Monday, March 30, 2020

The Deadliest Virus: The Science and Politics of the Flu Pandemic of 1918


In Haskell County, Kansas, in late January of 1918, Dr. Loring Miner began to see a new form of influenza in his patients that frightened him because it was so deadly; and as someone who read the Greek classics, he might have worried about whether this could come to resemble the plague in Athens described by Thucydides.  Although it cannot be proven, historian John Barry--in his book The Great Influenza--presents the circumstantial evidence for inferring that this was the origin of the flu pandemic of 1918-1920 that would spread over the whole Earth and kill over 50 million people, making it the deadliest pandemic in history.  Although the coronavirus that has caused the COVID-19 pandemic differs from the H1N1 flu virus that caused the 1918 pandemic, studying that earlier viral pandemic helps us understand what we're facing now.

Dr. Minor was so disturbed by the disease he saw spreading around Haskell County that he notified the U.S. Public Health Service, which published this one-sentence notice in its Public Health Reports journal (April 5, 1918): "On March 30, 1918, the occurrence of 18 cases of influenza of severe type, from which 3 deaths resulted, was reported at Haskell, Kans."  Actually, March 30th was not the correct date.  Minor first saw these "cases of influenza of severe type" in January and February.

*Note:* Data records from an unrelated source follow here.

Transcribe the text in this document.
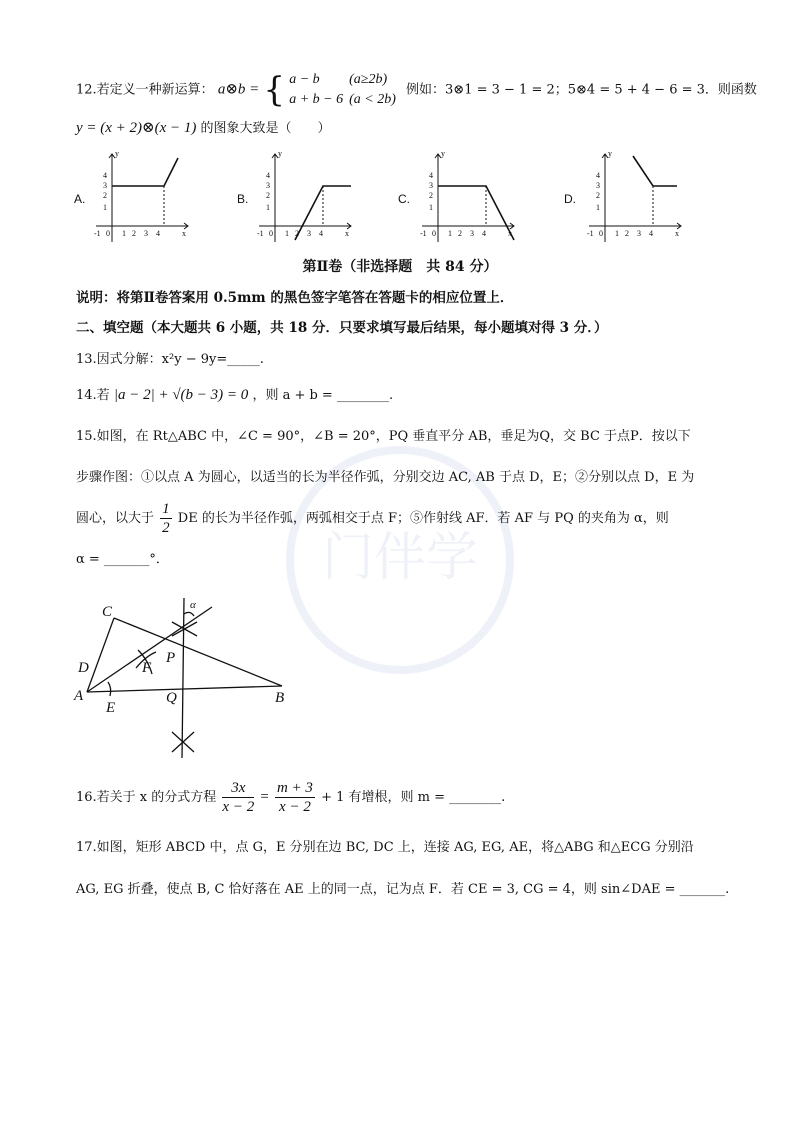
门伴学
12.若定义一种新运算： a⊗b = { a − b	(a≥2b)
a + b − 6	(a < 2b) 例如：3⊗1 = 3 − 1 = 2；5⊗4 = 5 + 4 − 6 = 3．则函数
y = (x + 2)⊗(x − 1) 的图象大致是（　　）
A.	B.	C.	D.
y
4
3
2
1
-1 0 1 2 3 4	x
y
4
3
2
1
-1 0 1 2 3 4	x
y
4
3
2
1
-1 0 1 2 3 4	x
y
4
3
2
1
-1 0 1 2 3 4	x
第Ⅱ卷（非选择题　共 84 分）
说明：将第Ⅱ卷答案用 0.5mm 的黑色签字笔答在答题卡的相应位置上．
二、填空题（本大题共 6 小题，共 18 分．只要求填写最后结果，每小题填对得 3 分．）
13.因式分解：x²y − 9y=_____.
14.若 |a − 2| + √(b − 3) = 0 ，则 a + b = ________.
15.如图，在 Rt△ABC 中，∠C = 90°，∠B = 20°，PQ 垂直平分 AB，垂足为Q，交 BC 于点P．按以下
步骤作图：①以点 A 为圆心，以适当的长为半径作弧，分别交边 AC, AB 于点 D，E；②分别以点 D，E 为
圆心，以大于 $\frac{1}{2}$ DE 的长为半径作弧，两弧相交于点 F；⑤作射线 AF．若 AF 与 PQ 的夹角为 α，则
α = _______°．
C
D	F
P
A
E
Q	B
α
16.若关于 x 的分式方程 $\frac{3x}{x - 2} = \frac{m + 3}{x - 2} + 1$ 有增根，则 m = ________.
17.如图，矩形 ABCD 中，点 G，E 分别在边 BC, DC 上，连接 AG, EG, AE，将△ABG 和△ECG 分别沿
AG, EG 折叠，使点 B, C 恰好落在 AE 上的同一点，记为点 F．若 CE = 3, CG = 4，则 sin∠DAE = _______.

Dr. Minor took pride in being a man of science.  He set up a laboratory for use in his medical practice.  He followed the recent developments in modern medical science such as the germ theory of disease.  And so he was prepared to recognize that he was seeing a new infectious disease in which a microbe--a bacterium or virus--was being transmitted by human contact.

Today scientists believe the H1N1 virus originates in marine waterfowl and jumps over to pigs before infecting human beings.  Haskell County was a farming area with lots of pigs from which the human infection might have started.  Since Haskell County was a sparsely populated and isolated area of southwest Kansas, the virus that first appeared there might have died out and failed to spread around the world were it not for the circumstances of wartime.

In February, young men from Haskell County were being drafted into military service for The Great War and sent to Camp Funston, three hundred miles away on the Fort Riley military reservation.  On March 4, a private at Funston reported ill with influenza.  Within three weeks, more than eleven hundred soldiers were admitted to the hospital with flu.  Pneumonia developed in 237 of these men, and 38 died.  When influenza kills, it kills through pneumonia.  This death rate was unusually high but not high enough to draw attention.  Soldiers from Funston were being shipped out to other military camps around the U.S., where they infected others; and these infected soldiers were then shipped to Europe, from where the epidemic spread around the world.

In the wartime camps, the men were crowded together in ways that permitted the quick transmission of the virus.  This is similar to the situation in Athens in 430 BC: in the circumstances of the war with Sparta, the people of Attica were crowded inside the walls of the city of Athens, so that once the infectious agent arrived (probably a virulent bacterium coming into the port of Piraeus), it spread quickly from person to person.

The first lesson here is that if these severely virulent infectious agents had been identified early enough--in Athens and in Haskell County, or in Camp Funston--and if the first people infected had been completely isolated from other people, then there would have been no epidemics.


In the spring of 1918, the flu epidemic spread around the world; but while some of those infected died, the disease was generally mild.  Still, the debilitating effects of the disease were severe enough that German commander Erich von Ludendorff blamed influenza for weakening so many of his soldiers that his last great offensive against the Allied powers stalled, which was the last chance for Germany to win the war before the fresh American troops arrived in Europe.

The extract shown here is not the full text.